En modifiant par amendement l’article 21 du projet de loi de financement de la Sécurité sociale (PLFSS) pour 2016, le gouvernement a fait marche arrière sur les contrats de complémentaire santé destinés aux plus de 65 ans, constatent Les Echos (page 6). Il n’y aura finalement pas de « mise en concurrence », ni de « sélection » des contrats aidés, mais une simple « labellisation » qui devrait permettre la coexistence d’un plus grand nombre d’offres.

En contrepartie, l’avantage fiscal pour les acteurs de la complémentaire passe de 2% du montant des primes à 1%. « Les mutuelles ne voulaient pas de cet encadrement et de cette segmentation croissante du marché. Elles ont réussi à convaincre l’Elysée et Matignon d’imposer une modification du projet de loi », écrit Solveig Godeluck, dans son article des Echos.

« Alors que le texte initial de l’article 21 restait ambigu en proposant de restreindre le nombre d’opérateurs pouvant distribuer des contrats spécifiques pour les plus de 65 ans, cet amendement prévoit une véritable labellisation qui ne déstabilise, ni ne dégrade, la couverture actuelle de cette population d’assurés », note avec satisfaction Etienne Caniard dans un communiqué.

« La labellisation n’était pas notre choix de départ, rappelle le président de la Mutualité Française dans Les Echos (page 6). Ce n’est pas non plus la solution que nous attendions à la suite de notre congrès en juin, où François Hollande avait promis de faciliter l’accès des personnes âgées à la complémentaire santé. Mais c’est une voie de sortie. »

La Mutualité Française restera vigilante lors de la rédaction des décrets d’application de cette réforme pour que soit respectée la qualité des offres labellisées, dans l’intérêt des assurés.

Pour autant, la Mutualité Française restera vigilante lors de la rédaction des décrets d’application de cette réforme pour que soit respectée la qualité des offres labellisées, dans l’intérêt des assurés.

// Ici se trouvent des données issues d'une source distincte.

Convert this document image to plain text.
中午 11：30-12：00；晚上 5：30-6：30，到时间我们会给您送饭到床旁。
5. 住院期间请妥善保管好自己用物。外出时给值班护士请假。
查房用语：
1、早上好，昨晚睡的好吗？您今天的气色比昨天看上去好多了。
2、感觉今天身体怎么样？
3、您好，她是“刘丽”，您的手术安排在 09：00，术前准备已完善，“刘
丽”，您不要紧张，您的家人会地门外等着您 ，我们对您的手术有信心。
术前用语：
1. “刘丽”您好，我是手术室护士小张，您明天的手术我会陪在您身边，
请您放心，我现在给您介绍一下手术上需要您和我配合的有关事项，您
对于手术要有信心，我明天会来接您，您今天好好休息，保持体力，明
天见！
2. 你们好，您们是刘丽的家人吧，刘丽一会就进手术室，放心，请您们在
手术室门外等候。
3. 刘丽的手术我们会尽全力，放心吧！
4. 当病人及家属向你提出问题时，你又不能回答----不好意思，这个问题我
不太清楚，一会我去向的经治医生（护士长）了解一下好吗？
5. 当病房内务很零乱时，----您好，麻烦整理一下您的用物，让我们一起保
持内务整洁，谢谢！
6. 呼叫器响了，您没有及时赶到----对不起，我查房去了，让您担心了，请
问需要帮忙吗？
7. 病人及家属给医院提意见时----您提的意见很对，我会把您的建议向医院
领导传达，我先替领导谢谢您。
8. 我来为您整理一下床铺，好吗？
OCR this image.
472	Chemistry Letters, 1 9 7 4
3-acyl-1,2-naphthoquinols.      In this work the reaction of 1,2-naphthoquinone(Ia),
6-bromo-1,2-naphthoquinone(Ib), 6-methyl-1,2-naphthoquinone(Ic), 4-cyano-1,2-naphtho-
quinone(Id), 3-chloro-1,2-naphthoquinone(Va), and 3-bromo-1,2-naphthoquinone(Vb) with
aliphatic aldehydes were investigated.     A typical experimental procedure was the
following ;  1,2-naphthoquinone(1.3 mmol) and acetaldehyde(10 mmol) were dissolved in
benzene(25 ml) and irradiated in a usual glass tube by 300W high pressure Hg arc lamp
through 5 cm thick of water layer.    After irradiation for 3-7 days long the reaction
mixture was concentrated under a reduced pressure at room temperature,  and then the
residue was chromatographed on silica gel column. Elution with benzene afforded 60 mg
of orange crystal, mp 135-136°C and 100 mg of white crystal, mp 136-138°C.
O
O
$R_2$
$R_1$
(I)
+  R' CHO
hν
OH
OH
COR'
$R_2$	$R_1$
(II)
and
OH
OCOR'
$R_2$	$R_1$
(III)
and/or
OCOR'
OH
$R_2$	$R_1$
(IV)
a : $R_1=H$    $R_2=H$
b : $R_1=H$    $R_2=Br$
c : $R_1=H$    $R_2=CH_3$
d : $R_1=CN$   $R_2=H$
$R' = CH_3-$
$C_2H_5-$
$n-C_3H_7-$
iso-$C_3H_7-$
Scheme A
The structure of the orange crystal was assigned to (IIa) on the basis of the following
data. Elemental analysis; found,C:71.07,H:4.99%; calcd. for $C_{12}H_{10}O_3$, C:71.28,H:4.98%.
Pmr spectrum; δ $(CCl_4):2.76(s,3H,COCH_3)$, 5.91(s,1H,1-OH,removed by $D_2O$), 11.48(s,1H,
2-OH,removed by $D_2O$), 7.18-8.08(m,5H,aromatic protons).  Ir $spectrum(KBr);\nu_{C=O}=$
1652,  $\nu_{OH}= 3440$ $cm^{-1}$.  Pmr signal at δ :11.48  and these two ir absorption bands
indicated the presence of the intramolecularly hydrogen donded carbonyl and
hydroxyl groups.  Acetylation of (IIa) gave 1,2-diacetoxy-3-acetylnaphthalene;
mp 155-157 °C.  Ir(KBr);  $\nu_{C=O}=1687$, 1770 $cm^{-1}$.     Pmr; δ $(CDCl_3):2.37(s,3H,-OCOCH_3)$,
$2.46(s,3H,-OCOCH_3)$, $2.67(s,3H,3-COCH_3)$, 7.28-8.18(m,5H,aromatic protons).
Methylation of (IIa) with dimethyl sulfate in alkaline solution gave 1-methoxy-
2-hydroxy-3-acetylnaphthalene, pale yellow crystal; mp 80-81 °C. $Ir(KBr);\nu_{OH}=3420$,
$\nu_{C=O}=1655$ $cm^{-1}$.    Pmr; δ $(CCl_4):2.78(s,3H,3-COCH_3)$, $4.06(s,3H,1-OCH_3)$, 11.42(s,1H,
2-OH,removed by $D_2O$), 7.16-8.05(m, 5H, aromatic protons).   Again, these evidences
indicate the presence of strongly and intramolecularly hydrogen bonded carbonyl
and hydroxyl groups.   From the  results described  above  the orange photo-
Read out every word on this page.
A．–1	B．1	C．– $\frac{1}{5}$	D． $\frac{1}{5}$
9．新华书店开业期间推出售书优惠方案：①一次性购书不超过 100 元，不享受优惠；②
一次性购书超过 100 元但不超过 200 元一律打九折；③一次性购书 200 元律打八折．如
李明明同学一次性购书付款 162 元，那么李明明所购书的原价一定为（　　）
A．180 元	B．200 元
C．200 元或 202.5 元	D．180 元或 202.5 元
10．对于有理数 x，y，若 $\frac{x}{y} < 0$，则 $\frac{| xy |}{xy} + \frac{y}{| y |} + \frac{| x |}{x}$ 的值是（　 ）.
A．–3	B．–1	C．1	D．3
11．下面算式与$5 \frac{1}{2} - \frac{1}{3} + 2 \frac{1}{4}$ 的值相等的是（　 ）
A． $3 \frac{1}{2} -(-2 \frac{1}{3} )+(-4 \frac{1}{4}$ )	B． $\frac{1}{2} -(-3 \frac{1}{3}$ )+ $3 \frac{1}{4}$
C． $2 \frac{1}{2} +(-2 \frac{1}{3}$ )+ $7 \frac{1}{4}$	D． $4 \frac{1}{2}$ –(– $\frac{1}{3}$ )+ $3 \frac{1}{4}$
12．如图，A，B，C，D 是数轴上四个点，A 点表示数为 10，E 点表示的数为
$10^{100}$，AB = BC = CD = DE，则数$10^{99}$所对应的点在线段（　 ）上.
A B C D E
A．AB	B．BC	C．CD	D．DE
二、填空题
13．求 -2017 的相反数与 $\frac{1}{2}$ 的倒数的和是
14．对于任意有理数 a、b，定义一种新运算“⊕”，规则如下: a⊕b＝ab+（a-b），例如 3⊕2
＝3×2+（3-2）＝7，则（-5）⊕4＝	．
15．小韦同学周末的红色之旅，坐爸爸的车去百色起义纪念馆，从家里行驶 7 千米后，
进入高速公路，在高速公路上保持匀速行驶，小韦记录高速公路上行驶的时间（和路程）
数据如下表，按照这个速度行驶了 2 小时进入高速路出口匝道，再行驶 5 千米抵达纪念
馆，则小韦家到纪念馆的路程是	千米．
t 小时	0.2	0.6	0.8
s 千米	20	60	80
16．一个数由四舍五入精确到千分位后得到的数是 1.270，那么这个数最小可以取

Les mutuelles fournissent 70% des contrats individuels, rappellent Les Echos. « Un processus de sélection aurait favorisé les offres low cost en mettant l’accent sur le prix. » Et ce, au détriment des mutuelles, dont « le point fort » est « justement la solidarité, la péréquation entre les générations », souligne le quotidien économique. « Les trois-quarts de nos contrats ont des cotisations qui n’augmentent pas plus vite que l’âge des souscripteurs, alors que chez les assureurs, seuls 15 % des contrats répondent à cette exigence », fait valoir Etienne Caniard à ce propos.

Par ailleurs, un sondage Vivavoice, publié hier et réalisé pour Harmonie mutuelle, Le Figaro et France Info, tend à prouver que dirigeants (96%) et salariés (77%) considèrent que leur entreprise sera « aux normes » pour la généralisation de la complémentaire santé au 1er janvier 2016, rapporte le site Internet de L’Argus de l’assurance (www.argusdelassurance.com). En outre, 57% des salariés et 60% des dirigeants estiment que cet accord sera « positif pour leur santé ».